La Justicia Federal de Mendoza emitió un fallo contundente que obliga a una prepaga a cubrir de manera integral el tratamiento con hormona para un niño de 11 años. El menor padece déficit de hormona de crecimiento, la misma condición que enfrentó Lionel Messi en su infancia y que casi interrumpe su carrera futbolística antes de despegar.
La resolución, dictada por la Cámara Federal de Apelaciones de Mendoza, revocó la propuesta inicial de la empresa médica, que sólo ofrecía una cobertura del 40%. Ese porcentaje dejaba a la familia ante un gasto imposible: más de un millón de pesos de diferencia por mes en una medicación considerada esencial para el desarrollo del niño.
Según el fallo, los jueces advirtieron que cualquier demora o limitación en la entrega del medicamento podía generar “daños irreparables” en la salud del menor. Por eso, ordenaron que la prepaga garantice la provisión total de la hormona, incluida dentro de la Resolución 500/04 APE, que indica cobertura del 100%.
El Tribunal enfatizó que el Programa Médico Obligatorio (PMO) funciona como un “piso y no un techo” de prestaciones, y que en situaciones que involucran a menores de edad debe prevalecer el interés superior del niño, un principio que guía todas las decisiones judiciales en materia de salud infantil.
Una historia que remite a la infancia de Messi
El caso resonó rápidamente por su vínculo con la historia de Lionel Messi, quien a los 11 años recibió el mismo diagnóstico. En aquel momento, el costo del tratamiento era tan elevado que su continuidad en Newell’s quedó en riesgo, hasta que consiguió el apoyo que le permitió acceder a la hormona y seguir desarrollándose.
En Mendoza, el protagonista de esta historia es Valentino Panella que inició el tratamiento a los 11. Su recorrido no sólo incluyó la lucha contra la burocracia, sino también la persistencia de su familia, que enfrentó negativas constantes antes de conseguir el amparo judicial.
La endocrinóloga que trata a Valentino explicó que el déficit de hormona de crecimiento no siempre se origina en enfermedades específicas, sino que, en muchos casos, se considera una condición idiopática, presente en uno de cada 4.000 a 10.000 niños.
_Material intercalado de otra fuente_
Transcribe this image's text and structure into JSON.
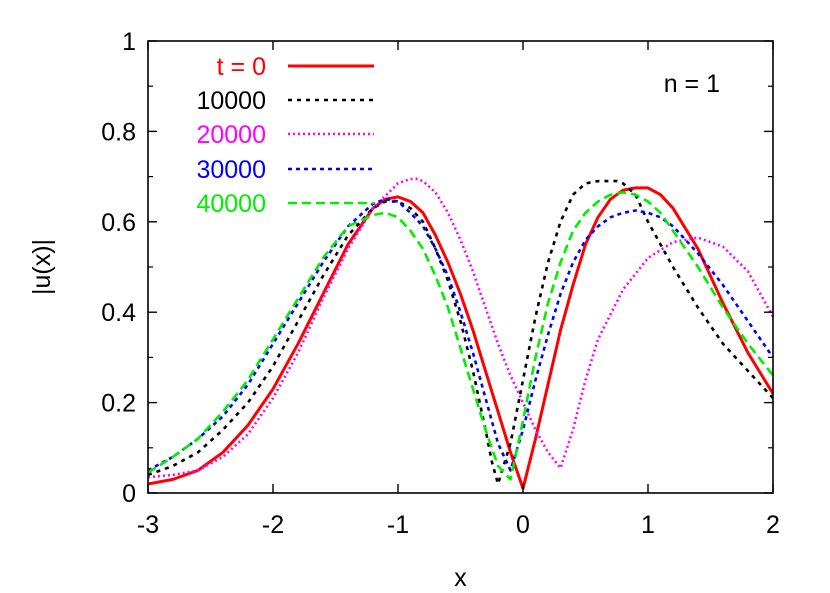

También detalló que estos pacientes suelen tener edad ósea atrasada, lo que permite sostener tratamientos prolongados y eficientes.
Por su parte, el abogado de la familia señaló que las prepagas suelen recurrir al desgaste emocional y administrativo para que las familias desistan de seguir los trámites: “De diez reclamos, a nueve les dicen que no y abandonan. Solo uno llega a la Justicia y lo consigue”.
La familia Panela lo vivió en carne propia: “Todas las puertas se nos cerraban, contó el padre. Logramos que el primer mes le dieran la medicación y al segundo ya se la habían sacado”.
El precio actual del tratamiento supera los tres millones de pesos, una cifra inaccesible sin cobertura plena.
Una vida marcada por el esfuerzo y el deporte
Valentino no solo continúa su tratamiento, sino que además alimenta un sueño similar al de su ídolo: juega al fútbol en FADEP, participó en un campus del Barcelona en España y llegó a pisar la misma cancha donde alguna vez jugó Messi a su edad.
Él mismo relató cómo atraviesa su tratamiento: “Al principio dolía mucho, pero me acostumbré. Cuanto más deporte hago, mejor me funciona la hormona”.
También dejó un mensaje para otras familias que atraviesan situaciones similares: “Nunca se queden. Si insisten, se puede lograr”.
La decisión judicial no solo representa un alivio para la familia, sino también un precedente clave para otros niños que requieren esta medicación y se enfrentan a negativas arbitrarias. La orden obliga a la prepaga a cubrir la hormona de crecimiento al 100%, sin demoras y en forma continua.